The quality of recent books on Barth's moral theology, as I have indicated elsehwere with reference to Gerald McKenny's latest offering, is high. As well as McKenny, I have been occupying myself with a new volume of collected essays, edited by Daniel Migliore, entitled Commanding Grace: Studies in Karl Barth's Ethics (Grand Rapids: Eerdmans, 2010). The volume is the published papers of the 2008 Karl Barth Conference, held at Princeton Theological Seminary, USA. I have so far only given light reading to several of the chapters, and must return to them in coming weeks with a more serious eye to the detail of the arguments presented (not least because I'm reviewing it for Theology journal), but thus far I have been enlivened by what I've read and the quality of engagement (positive and negative) with Barth's thought.
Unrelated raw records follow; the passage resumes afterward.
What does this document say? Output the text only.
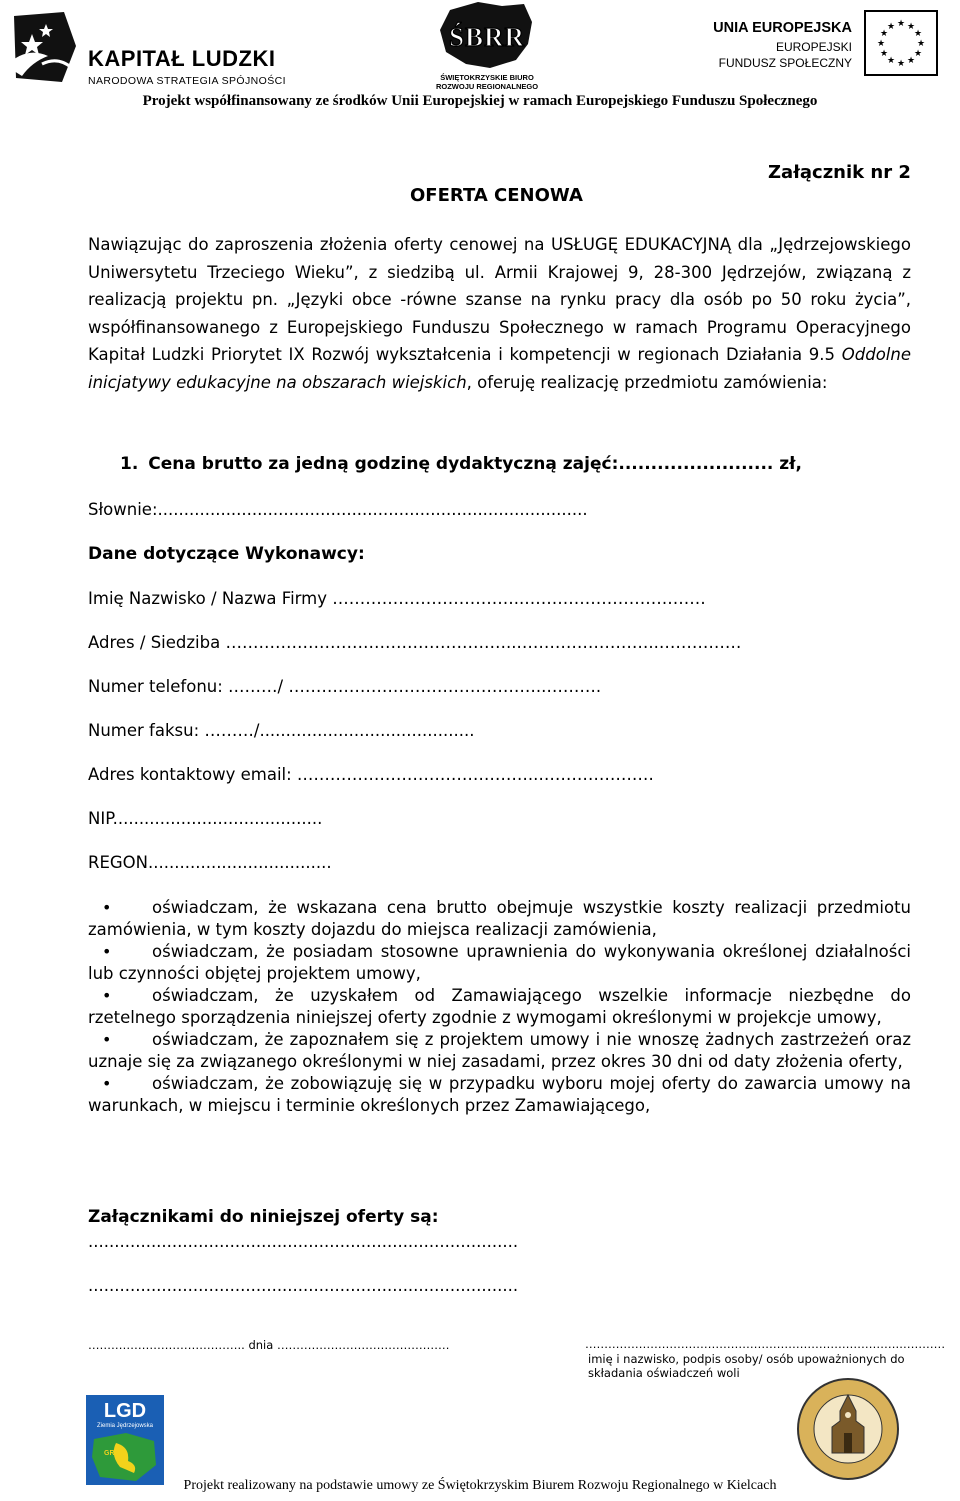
KAPITAŁ LUDZKI
NARODOWA STRATEGIA SPÓJNOŚCI
ŚBRR
ŚWIĘTOKRZYSKIE BIURO
ROZWOJU REGIONALNEGO
UNIA EUROPEJSKA
EUROPEJSKI
FUNDUSZ SPOŁECZNY
★ ★
★
★
★
★
★
★
★
★
★
★
Projekt współfinansowany ze środków Unii Europejskiej w ramach Europejskiego Funduszu Społecznego
Załącznik nr 2
OFERTA CENOWA
Nawiązując do zaproszenia złożenia oferty cenowej na USŁUGĘ EDUKACYJNĄ dla „Jędrzejowskiego Uniwersytetu Trzeciego Wieku”, z siedzibą ul. Armii Krajowej 9, 28-300 Jędrzejów, związaną z realizacją projektu pn. „Języki obce -równe szanse na rynku pracy dla osób po 50 roku życia”, współfinansowanego z Europejskiego Funduszu Społecznego w ramach Programu Operacyjnego Kapitał Ludzki Priorytet IX Rozwój wykształcenia i kompetencji w regionach Działania 9.5 Oddolne inicjatywy edukacyjne na obszarach wiejskich, oferuję realizację przedmiotu zamówienia:
1. Cena brutto za jedną godzinę dydaktyczną zajęć:........................ zł,
Słownie:..................................................................................
Dane dotyczące Wykonawcy:
Imię Nazwisko / Nazwa Firmy ……………………………..……………………………
Adres / Siedziba ……………………………………………..……………………..……………
Numer telefonu: ………/ ………………………………………..……….
Numer faksu: ………/.........................................
Adres kontaktowy email: ……………………………………..…………………
NIP........................................
REGON...................................
• oświadczam, że wskazana cena brutto obejmuje wszystkie koszty realizacji przedmiotu zamówienia, w tym koszty dojazdu do miejsca realizacji zamówienia,
• oświadczam, że posiadam stosowne uprawnienia do wykonywania określonej działalności lub czynności objętej projektem umowy,
• oświadczam, że uzyskałem od Zamawiającego wszelkie informacje niezbędne do rzetelnego sporządzenia niniejszej oferty zgodnie z wymogami określonymi w projekcje umowy,
• oświadczam, że zapoznałem się z projektem umowy i nie wnoszę żadnych zastrzeżeń oraz uznaje się za związanego określonymi w niej zasadami, przez okres 30 dni od daty złożenia oferty,
• oświadczam, że zobowiązuję się w przypadku wyboru mojej oferty do zawarcia umowy na warunkach, w miejscu i terminie określonych przez Zamawiającego,
Załącznikami do niniejszej oferty są:
..................................................................................
..................................................................................
………………………………….. dnia ………………………………………	……………………………………………………………………….…………
imię i nazwisko, podpis osoby/ osób upoważnionych do składania oświadczeń woli
LGD
Ziemia Jędrzejowska
GRYF
Projekt realizowany na podstawie umowy ze Świętokrzyskim Biurem Rozwoju Regionalnego w Kielcach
The papers are offered by a host of international scholars, from across theological disciplines, both male and female, and are equally varied in their approaches to Barth's moral theology. Standard issues such as interpretation and reception are addressed before the volume moves to consider issues for ethical reflection including war and democracy, justice, economics, and human agency and freedom. The essays are largely paired around these themes. The essays are topped and tailed by helpful contributions from the Editor.

The contributors are: Nigel Biggar; John R Bowlin; Todd V Cioffi; Jesse Couenhoven; Timothy Gorringe; Eric Gregory; David Haddorff; Christopher RJ Holmes; Danile Migliore; Paul T Nimmo; Katherine Sonderegger; Kathryn Tanner; and William Werpehowski.

As time goes by I hope to comment further. For now I'll just encourage you to get a copy and read it if you can.